As part of the settlement, Taylor Morrison agreed to remove and replace the drywall and other components in Culliton’s house and pay monetary damages. The remediation work was about halfway done as of Friday, said Culliton’s attorney, Darren Inverso.
“We’re getting her house fixed and got her some money, so we did pretty good,” he said, declining to say how much because the settlement’s terms are confidential. “We got her 100 percent relief.”
Culliton, who has since moved out of Florida, has no plans to return to the house, Inverso said.
In its suit, Taylor Morrison said Scottsdale — which provided liability coverage to Nu Way — was obligated to, but has failed to help defend Culliton’s suit and others, and cover the drywall replacement cost. The suit seeks unspecified damages.
Neal Sivyer, a Tampa attorney representing the homebuilders, did not return a message left with his office Friday.
Scottsdale referred calls to Nationwide Mutual Insurance Company, its corporate owner. Nationwide spokeswoman Nancy Smeltzer said the company does not comment on pending litigation.
More than 275 federal suits
The suit is among more than 275 that have been consolidated in a New Orleans federal court. So far only one has progressed very far.
In that case, several Virginia homeowners are seeking more than $2.5 million for damages they claim were caused by poorly manufactured and corrosive Chinese drywall.
The defendant, Taishan Gypsum Co., never responded to the suit and did not have attorneys present during a recent two-day hearing that was limited to determining the best drywall fix and cost. Another Chinese manufacturer, Knauf Plasterboard Tianjin Co. Ltd., had agreed to put up a defense in Taishan’s absence.
But KPT abruptly pulled out of the proceedings just before they were to start last month, citing U.S. Circuit Judge Eldon Fallon’s refusal to consider the company’s proposed air-filtration system as an alternative to removing the drywall.
Fallon went ahead with the hearing anyway, and is expected to rule on the homeowners’ bid for judgment sometime in the next few weeks.
His decision could influence how homeowners throughout the United States seek recovery for similar damages in the future. It also could establish a protocol for how to properly remediate — remove, replace and dispose of — the defective drywall.
Fallon also will oversee the first drywall trial. In that case, Tatum and Charlene Hernandez, of North Shore, La., contend KPT manufactured drywall that was “unsafe, defective and inherently dangerous.” The negligence and product-liability suit seeks damages in excess of $25,000 and reimbursement for drywall replacement.
Drywall not linked to deaths
The U.S. Consumer Product Safety Commission and the U.S. Department of Housing and Urban Development also are developing a remediation standard. That should be released within two months, CPSC spokesman Scott Wolfson said.

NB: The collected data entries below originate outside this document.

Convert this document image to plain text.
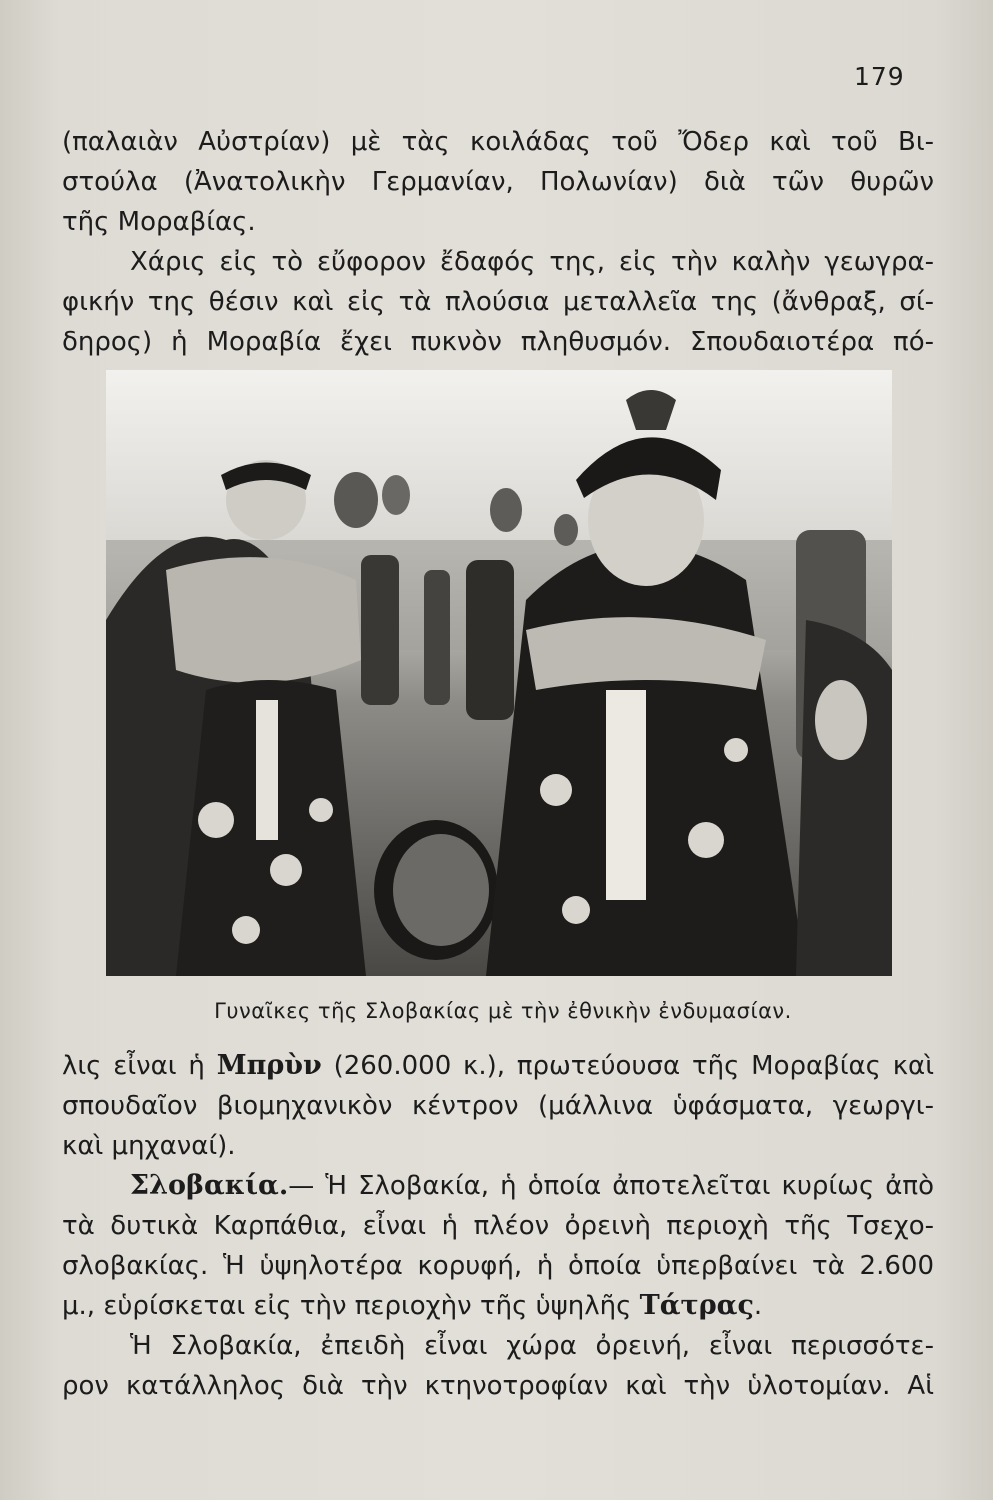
179
(παλαιὰν Αὐστρίαν) μὲ τὰς κοιλάδας τοῦ Ὄδερ καὶ τοῦ Βι-
στούλα (Ἀνατολικὴν Γερμανίαν, Πολωνίαν) διὰ τῶν θυρῶν
τῆς Μοραβίας.
Χάρις εἰς τὸ εὔφορον ἔδαφός της, εἰς τὴν καλὴν γεωγρα-
φικήν της θέσιν καὶ εἰς τὰ πλούσια μεταλλεῖα της (ἄνθραξ, σί-
δηρος) ἡ Μοραβία ἔχει πυκνὸν πληθυσμόν. Σπουδαιοτέρα πό-
Γυναῖκες τῆς Σλοβακίας μὲ τὴν ἐθνικὴν ἐνδυμασίαν.
λις εἶναι ἡ Μπρὺν (260.000 κ.), πρωτεύουσα τῆς Μοραβίας καὶ
σπουδαῖον βιομηχανικὸν κέντρον (μάλλινα ὑφάσματα, γεωργι-
καὶ μηχαναί).
Σλοβακία.— Ἡ Σλοβακία, ἡ ὁποία ἀποτελεῖται κυρίως ἀπὸ
τὰ δυτικὰ Καρπάθια, εἶναι ἡ πλέον ὀρεινὴ περιοχὴ τῆς Τσεχο-
σλοβακίας. Ἡ ὑψηλοτέρα κορυφή, ἡ ὁποία ὑπερβαίνει τὰ 2.600
μ., εὑρίσκεται εἰς τὴν περιοχὴν τῆς ὑψηλῆς Τάτρας.
Ἡ Σλοβακία, ἐπειδὴ εἶναι χώρα ὀρεινή, εἶναι περισσότε-
ρον κατάλληλος διὰ τὴν κτηνοτροφίαν καὶ τὴν ὑλοτομίαν. Αἱ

The agency said it has received more than 2,800 drywall-related reports from 39 U.S. states and territories, with 59 percent of those coming from Florida. At least eight of those reports included the death of someone living in a home with suspected Chinese drywall.
“CPSC has investigated these tragic deaths reported to the agency and there is no evidence to conclude that the drywall was the cause or a contributing factor in these death (sic),” Wolfson wrote in an e-mail to the Bradenton Herald. “We have reviewed the reports, conducted phone interviews and made home visits and there is no link between Chinese drywall and fatalities.”

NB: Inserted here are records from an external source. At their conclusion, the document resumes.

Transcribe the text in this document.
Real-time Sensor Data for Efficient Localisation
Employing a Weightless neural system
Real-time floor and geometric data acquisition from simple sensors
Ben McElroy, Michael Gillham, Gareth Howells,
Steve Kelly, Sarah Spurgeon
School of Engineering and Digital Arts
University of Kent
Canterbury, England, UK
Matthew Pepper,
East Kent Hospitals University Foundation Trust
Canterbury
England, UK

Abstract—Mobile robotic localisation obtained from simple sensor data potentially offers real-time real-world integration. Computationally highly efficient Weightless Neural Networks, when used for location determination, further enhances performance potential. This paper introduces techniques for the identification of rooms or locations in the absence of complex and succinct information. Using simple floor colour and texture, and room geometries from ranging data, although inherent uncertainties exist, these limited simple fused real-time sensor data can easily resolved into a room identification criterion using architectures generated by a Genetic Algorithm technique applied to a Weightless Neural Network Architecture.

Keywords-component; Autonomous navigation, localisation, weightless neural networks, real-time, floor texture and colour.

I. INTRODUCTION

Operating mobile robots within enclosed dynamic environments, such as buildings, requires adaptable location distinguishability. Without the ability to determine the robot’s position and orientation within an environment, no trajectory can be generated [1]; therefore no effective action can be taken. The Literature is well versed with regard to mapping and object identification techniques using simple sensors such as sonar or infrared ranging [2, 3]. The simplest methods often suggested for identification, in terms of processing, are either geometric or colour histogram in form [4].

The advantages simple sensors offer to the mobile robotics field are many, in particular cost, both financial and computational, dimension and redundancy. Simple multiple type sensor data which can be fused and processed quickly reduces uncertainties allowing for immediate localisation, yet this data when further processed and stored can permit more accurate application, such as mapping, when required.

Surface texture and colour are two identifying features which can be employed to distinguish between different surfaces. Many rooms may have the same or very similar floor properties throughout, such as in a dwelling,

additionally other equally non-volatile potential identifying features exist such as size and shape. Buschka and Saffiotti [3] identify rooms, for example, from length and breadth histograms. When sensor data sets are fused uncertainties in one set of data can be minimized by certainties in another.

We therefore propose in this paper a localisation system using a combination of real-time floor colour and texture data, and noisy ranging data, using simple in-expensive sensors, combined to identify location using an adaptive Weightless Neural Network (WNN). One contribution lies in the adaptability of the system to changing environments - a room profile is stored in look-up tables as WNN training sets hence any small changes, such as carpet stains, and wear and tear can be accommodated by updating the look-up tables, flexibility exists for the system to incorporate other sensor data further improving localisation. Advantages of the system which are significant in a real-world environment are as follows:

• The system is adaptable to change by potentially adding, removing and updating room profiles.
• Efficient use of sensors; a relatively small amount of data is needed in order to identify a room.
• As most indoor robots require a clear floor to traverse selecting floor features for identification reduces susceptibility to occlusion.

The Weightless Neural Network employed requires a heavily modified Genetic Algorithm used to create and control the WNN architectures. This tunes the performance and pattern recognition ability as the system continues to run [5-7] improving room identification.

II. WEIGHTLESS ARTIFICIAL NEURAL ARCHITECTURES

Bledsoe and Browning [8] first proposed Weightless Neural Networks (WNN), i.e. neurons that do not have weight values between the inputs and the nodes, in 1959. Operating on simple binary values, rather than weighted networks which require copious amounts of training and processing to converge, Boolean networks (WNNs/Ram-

But U.S. Sen David Vitter, R-La., has urged both the safety commission and the Centers for Disease Control and Prevention to take another look. “A thorough review of all reported deaths would help instill confidence in your efforts and provide relief for many families,” Vitter wrote in a letter sent to both agencies last week.
Sen. Bill Nelson, D-Fla., said affected homeowners also deserve to know the extent of any health threat. “And what they can do to get the problem fixed, so they can live in their own houses,” he said.
The safety commission is continuing to conduct scientific testing of Chinese drywall, which will be used to assess the potential human health risk, Wolfson said. No timetable was given.
The Associated Press contributed to this report.